Les prisons seraient de plus en plus éloignées de tout…

L’isolement ne passe pas forcément par la distance mais par des discontinuités spatiales. Il n’y a pas de volonté délibérée de les éloigner des villes. Celles attenantes aux tribunaux sont souvent fermées pour cause de vétusté. Et les élus préfèrent en inaugurer une nouvelle plutôt que de rénover l’ancienne, surtout si elle est dans un centre-ville qui s’embourgeoise. Construire en périphérie urbaine, où le foncier est moins cher, offre aussi de l’espace pour un terrain de sport, des ateliers, plus de cours de promenade, etc. Beaucoup de prisons construites jadis à l’écart du centre-ville sont rattrapées par l’urbanisation, voire englobées dans le tissu urbain. La plupart d’entre elles sont localisées dans les grandes aires urbaines, pas très loin des villes, des tribunaux et des hôpitaux. Néanmoins, la relégation sera ressentie durement par les familles, parce que même si on est proche d’une zone urbaine, l’établissement n’est pas forcément accessible pour ceux qui n’ont pas de voiture. Le moindre éloignement réduit le nombre d’intervenants en détention.

Il est aussi question de visibilité ?

Plus les établissements sont éloignés, relégués, moins ils sont visibles, moins ils font partie de la vie de la cité. La visibilité est plus qu’un symbole. Cette question est bien illustrée par l’histoire du documentaire le Déménagement, pour lequel l’administration pénitentiaire voulait imposer à la réalisatrice, Catherine Rechard, de flouter tous les visages de détenus pour la diffusion à la télévision. La réalisatrice, qui avait pourtant eu toutes les autorisations des personnes filmées au moment du tournage, voulait justement leur donner une visibilité, une existence, un visage, une humanité en somme. La justice lui a finalement donné raison.

La prison n’est pas qu’une peine spatiale ?

L’espace n’est qu’une dimension du social. On ne peut pas résoudre tous les problèmes par cette seule dimension, et encore moins dans un tel espace et par une telle architecture. En revanche, la privation d’espace se traduit par quantité d’implications en termes de rupture de liens sociaux, de proximités non choisies, de privation d’intimité, d’amputation de la mixité, et j’en passe. La réinsertion ne reste qu’un objectif pour l’Administration pénitentiaire, alors que la sécurité (enfin, l’absence d’évasion) reste un impératif. Les murs sont plus importants que les liens.
La politique, c’est du lien social, à quand des élections en prison ?
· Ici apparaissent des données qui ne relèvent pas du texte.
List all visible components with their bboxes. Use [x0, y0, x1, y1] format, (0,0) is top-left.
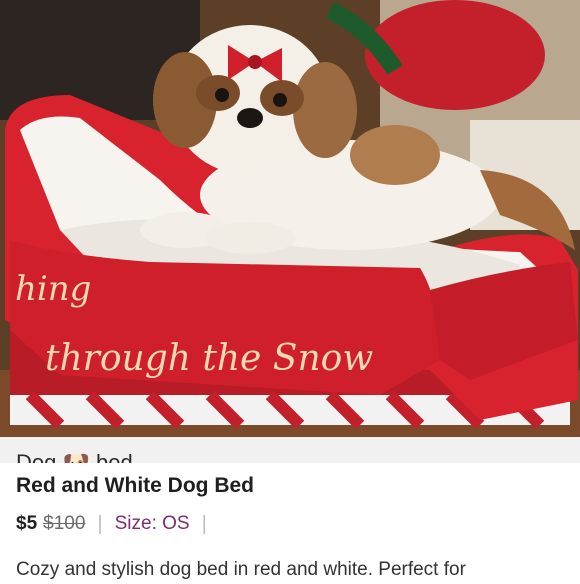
caption-text-post: bed	[89, 450, 133, 463]
listing-title: Red and White Dog Bed	[16, 474, 254, 497]
size-label: Size:	[114, 513, 157, 534]
dog-bed-photo: hing through the Snow	[0, 0, 580, 437]
bed-text-line2: through the Snow	[45, 338, 373, 379]
size-info[interactable]: Size: OS	[115, 513, 190, 535]
price: $5	[16, 513, 38, 534]
divider: |	[97, 512, 103, 535]
divider-trailing: |	[201, 512, 207, 535]
size-value: OS	[162, 513, 190, 534]
original-price: $100	[43, 513, 86, 534]
listing-photo[interactable]: hing through the Snow	[0, 0, 580, 437]
caption-text-pre: Dog	[16, 450, 63, 463]
dog-face-icon: 🐶	[62, 451, 89, 463]
photo-caption: Dog 🐶 bed	[16, 450, 133, 463]
bed-text-line1: hing	[15, 269, 91, 309]
caption-strip: Dog 🐶 bed	[0, 437, 580, 463]
price-row: $5 $100 | Size: OS |	[16, 510, 219, 538]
L’association Robin des lois souhaitait des urnes dans les prisons pour les législatives de juin. Mais le tribunal administratif a bloqué, les ministères de la Justice et de l’Intérieur traînent les pieds, le Défenseur des droits ne fait rien à ce sujet. Même si les détenus sont des abstentionnistes en puissance, en révolte contre la société, les prisons font partie de la cité et le vote est un droit et un devoir pour chacun.

(1) Avis du Sénat sur le budget 2015 de l’administration pénitentiaire, novembre 2014.